Ho assistito personalmente a diverse competizioni o allenamenti integrati con atleti paralimpici o non vedenti ed era lampante che per gli atleti non vi fosse nulla di strano nel competere con regole adatte ad entrambi.

Beatrice “Bebe” Vio vince dentro e fuori la pedana

Beatrice Vio

Una delle più belle storie l’ha gridata a gran voce Beatrice “Bebe” Vio, che ha raccontato di aver pensato in passato al suicidio dopo la grave malattia che le è costata gli arti sia superiori che inferiori ed oggi, passando attraverso il bellissimo sport e mondo della scherma, si ritrova ad essere una delle figure sportive di spicco del panorama mondiale.

Partendo dalle medaglie di Rio de Janeiro e passando attraverso la visita all’ormai ex presidente degli USA, per avvicinare ancora di più i giovani e i giovanissimi al mondo e, soprattutto, ai valori dello sport, Bebe è entrata nel piccolo schermo sotto forma di cartone animato e appare nella terza serie di “Spike Team”.

La scherma e l’autismo

L’ultima esperienza, ma solo in ordine cronologico, in cui la scherma è protagonista è rivolta all’integrazione di bimbi autistici. Uno straordinario progetto diretto da un grande schermitore del passato, (classe 1974) Luigi “Gigi” Mazzone, vincitore del Titolo Italiano Assoluti di spada nella stagione 2002, divenuto oggi uno dei più importanti esperti di autismo infantile.

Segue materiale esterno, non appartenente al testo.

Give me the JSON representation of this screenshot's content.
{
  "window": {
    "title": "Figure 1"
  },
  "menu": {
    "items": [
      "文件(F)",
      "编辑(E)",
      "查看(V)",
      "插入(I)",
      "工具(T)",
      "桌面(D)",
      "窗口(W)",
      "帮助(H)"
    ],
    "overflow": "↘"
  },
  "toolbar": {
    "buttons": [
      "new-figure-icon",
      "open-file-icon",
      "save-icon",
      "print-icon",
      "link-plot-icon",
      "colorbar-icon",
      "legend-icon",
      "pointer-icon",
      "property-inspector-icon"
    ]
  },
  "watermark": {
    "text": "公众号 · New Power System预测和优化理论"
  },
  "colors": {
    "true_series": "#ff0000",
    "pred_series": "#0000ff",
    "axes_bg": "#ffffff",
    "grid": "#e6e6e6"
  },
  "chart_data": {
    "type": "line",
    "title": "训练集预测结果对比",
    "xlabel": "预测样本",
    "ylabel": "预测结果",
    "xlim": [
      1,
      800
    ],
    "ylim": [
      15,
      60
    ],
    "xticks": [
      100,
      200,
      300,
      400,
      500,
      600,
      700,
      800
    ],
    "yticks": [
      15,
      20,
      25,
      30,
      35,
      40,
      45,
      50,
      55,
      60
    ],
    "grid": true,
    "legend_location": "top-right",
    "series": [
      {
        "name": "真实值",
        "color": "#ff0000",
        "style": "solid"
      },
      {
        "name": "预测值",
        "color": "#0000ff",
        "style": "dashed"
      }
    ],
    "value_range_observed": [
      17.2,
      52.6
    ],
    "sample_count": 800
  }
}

Laureato in Neuropsichiatria Infantile, Gigi oggi, tra le sue varie attività, è presidente della “Accademia Scherma Lia”, una società sportiva che sta formando spadaccini autistici di grande valore.

La scherma abbatte le barriere sociali

Infine, è giusto ricordare che la scherma può divenire integrazione intesa come abbattimento di barriere sociali: un bellissimo progetto Fencing for Change – una stoccata per la vita è proposto in un quartiere “difficile” come il Rione Libertà di Bari, nel quale 50 bambini vengono portati fuori dalla strada e incanalati in una attività sportiva che ha veramente tanto da insegnare, a tutti.